Vaswani et al. (2017) asked the obvious next question: if attention is doing the real work of moving information, do we need the RNN at all? "Attention Is All You Need" answered no. Three moves complete the bridge from this chapter:
- Self-attention. Bahdanau and Luong attention is cross-attention — the decoder attending to the encoder. Point the same mechanism at a sequence's own positions and you get self-attention, which replaces recurrence entirely. Every token can mix with every other in one parallel step.
- Scaled dot-product, multi-head. Luong's dot/general score, divided by \(\sqrt{d_k}\) (EQ N4.4 plus the variance fix), becomes the core operation; running \(h\) of them in parallel subspaces gives multi-head attention. The query/key/value vocabulary is just the alignment-model query and the annotation keys/values, renamed and made symmetric.
- Positional encodings. Drop recurrence and the model loses all sense of order, so position is injected directly into the embeddings — the one piece the RNN used to supply for free.
Attention gave the decoder a memory; the next chapter asks what a network learns when it has no labels at all. Chapter 05: autoencoders — the encoder-decoder shape turned inward to compress, denoise, and discover latent structure, and the variational twist that makes those latents generate.
References
- Sutskever, I., Vinyals, O. & Le, Q. V. (2014). Sequence to Sequence Learning with Neural Networks.

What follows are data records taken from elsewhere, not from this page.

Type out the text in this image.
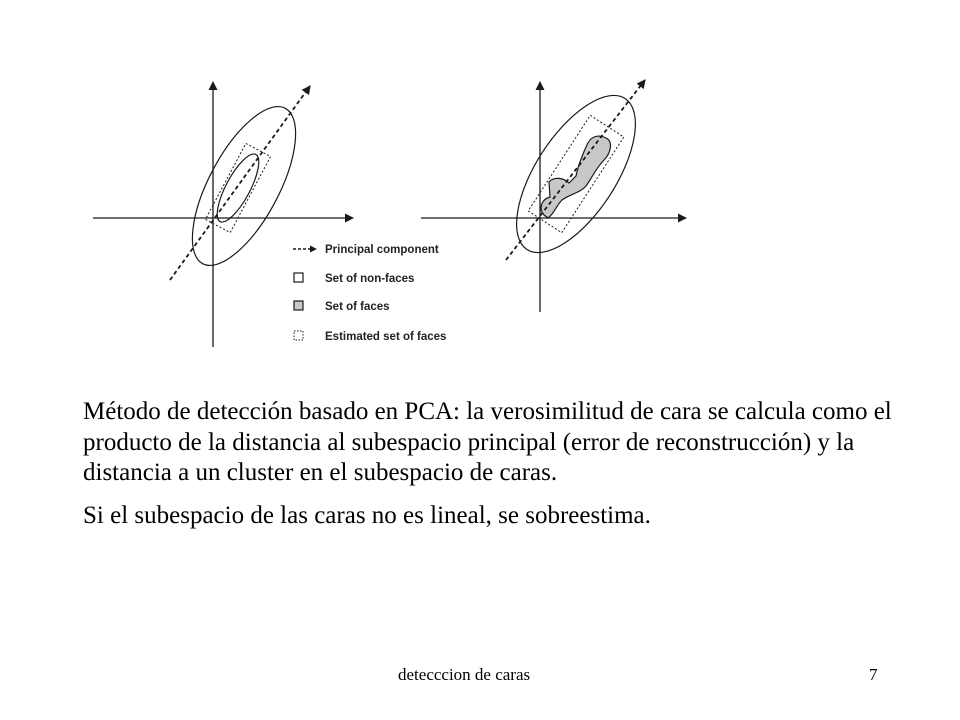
Principal component
Set of non-faces
Set of faces
Estimated set of faces

Método de detección basado en PCA: la verosimilitud de cara se calcula como el producto de la distancia al subespacio principal (error de reconstrucción) y la distancia a un cluster en el subespacio de caras.

Si el subespacio de las caras no es lineal, se sobreestima.

detecccion de caras	7
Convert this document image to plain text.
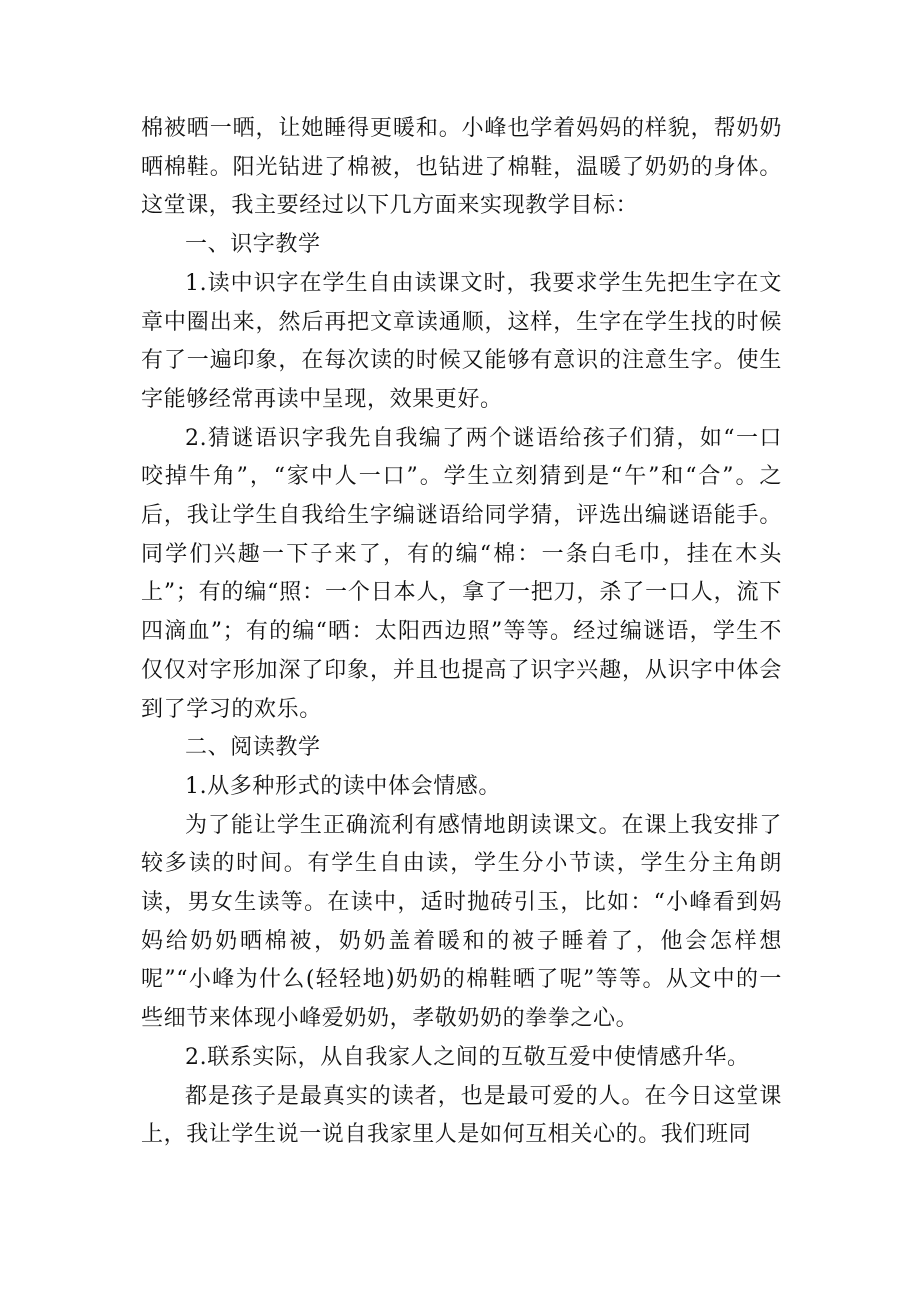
棉被晒一晒，让她睡得更暖和。小峰也学着妈妈的样貌，帮奶奶晒棉鞋。阳光钻进了棉被，也钻进了棉鞋，温暖了奶奶的身体。这堂课，我主要经过以下几方面来实现教学目标：

一、识字教学

1.读中识字在学生自由读课文时，我要求学生先把生字在文章中圈出来，然后再把文章读通顺，这样，生字在学生找的时候有了一遍印象，在每次读的时候又能够有意识的注意生字。使生字能够经常再读中呈现，效果更好。

2.猜谜语识字我先自我编了两个谜语给孩子们猜，如“一口咬掉牛角”，“家中人一口”。学生立刻猜到是“午”和“合”。之后，我让学生自我给生字编谜语给同学猜，评选出编谜语能手。同学们兴趣一下子来了，有的编“棉：一条白毛巾，挂在木头上”；有的编“照：一个日本人，拿了一把刀，杀了一口人，流下四滴血”；有的编“晒：太阳西边照”等等。经过编谜语，学生不仅仅对字形加深了印象，并且也提高了识字兴趣，从识字中体会到了学习的欢乐。

二、阅读教学

1.从多种形式的读中体会情感。

为了能让学生正确流利有感情地朗读课文。在课上我安排了较多读的时间。有学生自由读，学生分小节读，学生分主角朗读，男女生读等。在读中，适时抛砖引玉，比如：“小峰看到妈妈给奶奶晒棉被，奶奶盖着暖和的被子睡着了，他会怎样想呢”“小峰为什么(轻轻地)奶奶的棉鞋晒了呢”等等。从文中的一些细节来体现小峰爱奶奶，孝敬奶奶的拳拳之心。

2.联系实际，从自我家人之间的互敬互爱中使情感升华。

都是孩子是最真实的读者，也是最可爱的人。在今日这堂课上，我让学生说一说自我家里人是如何互相关心的。我们班同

- Bahdanau, D., Cho, K. & Bengio, Y. (2014). Neural Machine Translation by Jointly Learning to Align and Translate.
- Luong, M.-T., Pham, H. & Manning, C. D. (2015). Effective Approaches to Attention-based Neural Machine Translation.
- Cho, K., van Merriënboer, B., Gulcehre, C., Bahdanau, D., Bougares, F., Schwenk, H. & Bengio, Y. (2014). Learning Phrase Representations using RNN Encoder-Decoder for Statistical Machine Translation.
- Vaswani, A., Shazeer, N., Parmar, N., Uszkoreit, J., Jones, L., Gomez, A. N., Kaiser, Ł. & Polosukhin, I. (2017). Attention Is All You Need.
- Xu, K., Ba, J., Kiros, R., Cho, K., Courville, A., Salakhutdinov, R., Zemel, R. & Bengio, Y. (2015). Show, Attend and Tell: Neural Image Caption Generation with Visual Attention.